As it stands, such companies – which basically allow people to buy items online and pay at a later date, often in instalments – are unregulated in the UK.
They’re usually interest-free and, as such, are increasingly popular, with online shopping sites often advertising them as one of the first payment options.
At a time when incomes might be stretched – we’re in a pandemic and Christmas is just around the corner – there’s a huge appeal to use these services. They are also easy to sign up for: you simply fill in your details at the physical or online checkout and find out pretty much immediately whether you’ve been approved or rejected, after a quick credit check.
So what’s the problem, then?
Money Saving Expert’s banking editor, Helen Saxon, tells HuffPost UK: “These short-term two- or three-month ‘buy now pay later’ schemes are problematic because they’re so easy to apply for.

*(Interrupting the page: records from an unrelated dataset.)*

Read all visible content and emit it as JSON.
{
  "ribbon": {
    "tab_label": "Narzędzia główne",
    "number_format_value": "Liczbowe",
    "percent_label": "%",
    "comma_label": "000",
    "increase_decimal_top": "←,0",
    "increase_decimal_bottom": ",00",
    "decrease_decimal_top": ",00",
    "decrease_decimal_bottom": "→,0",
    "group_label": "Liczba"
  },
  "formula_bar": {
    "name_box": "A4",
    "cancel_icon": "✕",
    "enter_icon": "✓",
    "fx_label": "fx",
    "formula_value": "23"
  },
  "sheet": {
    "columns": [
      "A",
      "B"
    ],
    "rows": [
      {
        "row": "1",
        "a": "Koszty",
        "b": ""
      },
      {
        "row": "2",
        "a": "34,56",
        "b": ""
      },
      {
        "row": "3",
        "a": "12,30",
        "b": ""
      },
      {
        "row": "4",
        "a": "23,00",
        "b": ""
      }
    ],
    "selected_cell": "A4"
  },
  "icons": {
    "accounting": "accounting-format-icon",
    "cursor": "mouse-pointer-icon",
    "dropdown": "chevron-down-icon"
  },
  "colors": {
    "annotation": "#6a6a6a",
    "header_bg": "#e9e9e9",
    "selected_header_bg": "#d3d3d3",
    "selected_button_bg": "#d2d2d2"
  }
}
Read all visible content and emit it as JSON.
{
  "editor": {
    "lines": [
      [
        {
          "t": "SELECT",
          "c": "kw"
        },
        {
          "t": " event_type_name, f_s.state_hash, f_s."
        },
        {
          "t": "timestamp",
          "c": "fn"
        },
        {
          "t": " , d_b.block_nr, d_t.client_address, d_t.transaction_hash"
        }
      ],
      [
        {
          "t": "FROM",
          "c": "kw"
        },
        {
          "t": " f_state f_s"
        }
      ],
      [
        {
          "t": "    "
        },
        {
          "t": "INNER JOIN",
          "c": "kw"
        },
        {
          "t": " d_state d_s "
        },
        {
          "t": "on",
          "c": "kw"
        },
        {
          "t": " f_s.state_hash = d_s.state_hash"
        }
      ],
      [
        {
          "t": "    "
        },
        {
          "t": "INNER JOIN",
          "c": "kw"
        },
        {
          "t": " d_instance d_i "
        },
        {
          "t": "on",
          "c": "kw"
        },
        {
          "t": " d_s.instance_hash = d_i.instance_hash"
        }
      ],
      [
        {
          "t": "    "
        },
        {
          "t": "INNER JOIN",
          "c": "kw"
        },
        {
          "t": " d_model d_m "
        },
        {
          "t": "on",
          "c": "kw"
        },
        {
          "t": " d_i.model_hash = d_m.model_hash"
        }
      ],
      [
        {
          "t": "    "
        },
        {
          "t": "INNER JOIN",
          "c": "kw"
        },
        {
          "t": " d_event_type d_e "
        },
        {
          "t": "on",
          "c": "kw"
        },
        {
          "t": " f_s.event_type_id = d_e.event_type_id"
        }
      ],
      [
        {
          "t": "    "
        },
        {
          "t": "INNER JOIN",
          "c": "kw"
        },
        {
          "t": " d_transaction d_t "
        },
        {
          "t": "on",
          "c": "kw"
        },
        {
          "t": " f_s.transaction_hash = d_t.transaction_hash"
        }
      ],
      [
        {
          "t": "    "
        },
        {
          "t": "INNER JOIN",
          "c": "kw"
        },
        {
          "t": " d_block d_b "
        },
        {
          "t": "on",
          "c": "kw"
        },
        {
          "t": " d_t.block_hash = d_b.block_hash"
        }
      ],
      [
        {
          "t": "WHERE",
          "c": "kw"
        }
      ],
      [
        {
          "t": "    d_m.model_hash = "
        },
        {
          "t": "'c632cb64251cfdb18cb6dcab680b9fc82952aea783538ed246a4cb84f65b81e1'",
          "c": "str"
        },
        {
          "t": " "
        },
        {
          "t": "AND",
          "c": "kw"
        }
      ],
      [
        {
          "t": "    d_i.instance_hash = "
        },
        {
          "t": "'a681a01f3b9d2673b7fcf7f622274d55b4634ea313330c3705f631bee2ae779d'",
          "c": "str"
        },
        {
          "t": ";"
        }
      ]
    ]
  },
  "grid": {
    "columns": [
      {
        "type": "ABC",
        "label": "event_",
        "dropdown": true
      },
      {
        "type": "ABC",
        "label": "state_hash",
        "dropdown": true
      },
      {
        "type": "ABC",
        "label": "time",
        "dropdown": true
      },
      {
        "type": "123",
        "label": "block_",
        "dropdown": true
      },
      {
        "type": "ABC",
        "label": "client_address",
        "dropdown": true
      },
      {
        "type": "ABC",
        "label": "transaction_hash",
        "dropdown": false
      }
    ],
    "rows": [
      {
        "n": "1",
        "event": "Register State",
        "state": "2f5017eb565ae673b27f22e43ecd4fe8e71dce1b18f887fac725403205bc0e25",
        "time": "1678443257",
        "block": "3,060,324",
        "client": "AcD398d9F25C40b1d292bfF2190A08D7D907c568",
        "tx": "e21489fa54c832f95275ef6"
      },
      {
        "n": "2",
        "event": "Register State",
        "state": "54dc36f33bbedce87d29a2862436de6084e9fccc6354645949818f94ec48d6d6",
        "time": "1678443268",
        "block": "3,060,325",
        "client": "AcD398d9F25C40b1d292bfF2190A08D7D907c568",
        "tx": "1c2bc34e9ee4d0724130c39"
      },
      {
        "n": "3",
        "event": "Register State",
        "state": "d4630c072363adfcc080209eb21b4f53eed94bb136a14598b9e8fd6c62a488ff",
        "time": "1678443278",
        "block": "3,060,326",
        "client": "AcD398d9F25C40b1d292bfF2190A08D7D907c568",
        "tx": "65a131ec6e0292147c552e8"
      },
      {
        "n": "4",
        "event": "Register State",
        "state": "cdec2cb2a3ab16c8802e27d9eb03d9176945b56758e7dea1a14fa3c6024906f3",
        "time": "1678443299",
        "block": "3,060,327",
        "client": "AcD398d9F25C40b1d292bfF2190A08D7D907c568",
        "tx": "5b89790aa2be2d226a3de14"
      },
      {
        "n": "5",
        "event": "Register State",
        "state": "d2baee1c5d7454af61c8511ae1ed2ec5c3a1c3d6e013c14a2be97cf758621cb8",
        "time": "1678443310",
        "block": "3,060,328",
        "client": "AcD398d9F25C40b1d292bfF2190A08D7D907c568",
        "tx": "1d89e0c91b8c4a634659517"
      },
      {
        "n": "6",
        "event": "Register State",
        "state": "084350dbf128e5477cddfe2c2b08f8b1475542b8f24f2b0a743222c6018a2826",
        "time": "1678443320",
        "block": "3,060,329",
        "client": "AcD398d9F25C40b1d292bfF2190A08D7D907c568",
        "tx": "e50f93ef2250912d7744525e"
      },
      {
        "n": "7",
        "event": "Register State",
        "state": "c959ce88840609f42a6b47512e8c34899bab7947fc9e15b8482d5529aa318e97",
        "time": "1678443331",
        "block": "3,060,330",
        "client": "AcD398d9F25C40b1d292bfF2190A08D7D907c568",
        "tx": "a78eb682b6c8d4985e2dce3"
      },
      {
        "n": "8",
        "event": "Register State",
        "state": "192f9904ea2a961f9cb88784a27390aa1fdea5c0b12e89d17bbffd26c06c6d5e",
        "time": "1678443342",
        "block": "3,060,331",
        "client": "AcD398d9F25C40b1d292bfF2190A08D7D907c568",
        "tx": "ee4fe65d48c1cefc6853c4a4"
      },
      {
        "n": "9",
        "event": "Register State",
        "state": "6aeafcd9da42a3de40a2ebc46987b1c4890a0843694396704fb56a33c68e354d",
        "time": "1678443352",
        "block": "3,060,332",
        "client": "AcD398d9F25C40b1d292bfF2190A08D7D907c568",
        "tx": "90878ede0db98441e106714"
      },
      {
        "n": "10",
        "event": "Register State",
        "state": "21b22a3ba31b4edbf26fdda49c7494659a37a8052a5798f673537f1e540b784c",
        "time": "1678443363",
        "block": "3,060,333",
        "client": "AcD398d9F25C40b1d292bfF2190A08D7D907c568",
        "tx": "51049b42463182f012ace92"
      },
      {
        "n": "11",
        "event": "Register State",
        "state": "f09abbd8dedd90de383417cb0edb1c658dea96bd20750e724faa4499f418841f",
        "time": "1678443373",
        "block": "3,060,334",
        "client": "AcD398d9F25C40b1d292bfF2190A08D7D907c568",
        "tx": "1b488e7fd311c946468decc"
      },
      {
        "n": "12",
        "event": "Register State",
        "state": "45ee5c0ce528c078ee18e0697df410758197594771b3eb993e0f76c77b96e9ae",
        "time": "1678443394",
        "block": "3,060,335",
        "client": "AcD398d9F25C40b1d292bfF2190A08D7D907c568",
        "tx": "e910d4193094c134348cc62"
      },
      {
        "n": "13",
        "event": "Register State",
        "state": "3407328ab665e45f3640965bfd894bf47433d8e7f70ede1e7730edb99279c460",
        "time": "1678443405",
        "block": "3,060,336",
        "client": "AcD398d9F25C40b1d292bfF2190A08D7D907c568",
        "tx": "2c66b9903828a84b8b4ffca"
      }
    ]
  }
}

“Some people don’t even realise they’re taking out credit because there’s no interest. And while individual ‘buy now pay later’ providers will limit how much you borrow from them, you could easily end up owing £1,000+ across different providers.”
There is also a temptation to spend more than you normally would, she says, because the process is so easy and the “pain” of handing over money for something is deferred until next week or next month.

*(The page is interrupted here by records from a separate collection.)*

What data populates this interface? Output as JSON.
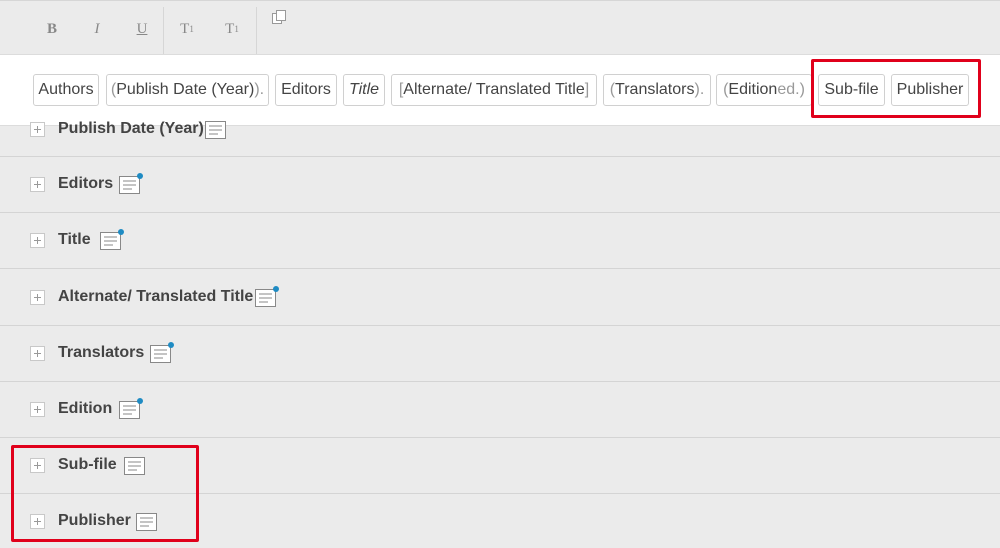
{
  "toolbar": {
    "bold": "B",
    "italic": "I",
    "underline": "U",
    "superscript_base": "T",
    "superscript_mark": "1",
    "subscript_base": "T",
    "subscript_mark": "1"
  },
  "preview": {
    "chips": [
      {
        "pre": "",
        "text": "Authors",
        "post": "",
        "italic": false
      },
      {
        "pre": "(",
        "text": "Publish Date (Year)",
        "post": ").",
        "italic": false
      },
      {
        "pre": "",
        "text": "Editors",
        "post": "",
        "italic": false
      },
      {
        "pre": "",
        "text": "Title",
        "post": "",
        "italic": true
      },
      {
        "pre": "[",
        "text": "Alternate/ Translated Title",
        "post": "]",
        "italic": false
      },
      {
        "pre": "(",
        "text": "Translators",
        "post": ").",
        "italic": false
      },
      {
        "pre": "(",
        "text": "Edition",
        "post": " ed.)",
        "italic": false
      },
      {
        "pre": "",
        "text": "Sub-file",
        "post": "",
        "italic": false
      },
      {
        "pre": "",
        "text": "Publisher",
        "post": "",
        "italic": false
      }
    ]
  },
  "fields": [
    {
      "label": "Publish Date (Year)",
      "has_note": false
    },
    {
      "label": "Editors",
      "has_note": true
    },
    {
      "label": "Title",
      "has_note": true
    },
    {
      "label": "Alternate/ Translated Title",
      "has_note": true
    },
    {
      "label": "Translators",
      "has_note": true
    },
    {
      "label": "Edition",
      "has_note": true
    },
    {
      "label": "Sub-file",
      "has_note": false
    },
    {
      "label": "Publisher",
      "has_note": false
    }
  ],
  "colors": {
    "highlight": "#e0001b",
    "note_dot": "#1e8bc3"
  }
}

But the service can quickly become costly if you don’t make your repayments on time – and people can find themselves saddled with debt. According to Experian, if you don’t clear your debt before the delayed period is up, some providers will ask for a settlement fee or a lump sum of interest may be added to the debt. External debt collectors might also become involved.
How might this affect your credit score?
You could be charged late payment fees and any missed payments could be recorded on your credit report. “Many people don’t realise with some of these schemes that there are late fees if you don’t make payments on time,” Saxon adds, “and they don’t realise that missed payments could end up going on their credit report, affecting their ability to get other credit in future.”
The Financial Conduct Authority (FCA) is the UK regulatory body responsible for keeping financial firms in line and protecting consumers, but doesn’t regulate short term ‘buy-now-pay’ later lending isn’t regulated by the FCA, says Saxon, meaning providers don’t have to run the same checks you’d need to go through to get, say, a credit card, overdraft or loan.
If you need to complain about a ‘buy now pay later’ provider, you might also find it a struggle to get sufficient support. “Because they’re unregulated, you can’t appeal to the Financial Ombudsman if you complain to the ‘buy now pay later’ provider and it doesn’t help you or doesn’t deal with your complaint,” she adds. “With other regulated forms of credit, this is an automatic right.”
It’s clear these services are a useful one for those who only buy things they’ve budgeted for and can make payments on each due date. “Like any credit used well, ‘buy now pay later’ can be a valuable tool,” says Saxon.
“But not everyone is financially disciplined, and that’s why we need regulation of all ‘buy now pay later’ products – to ensure that those who are more vulnerable or more likely to get in to unmanageable debt are protected,” she adds.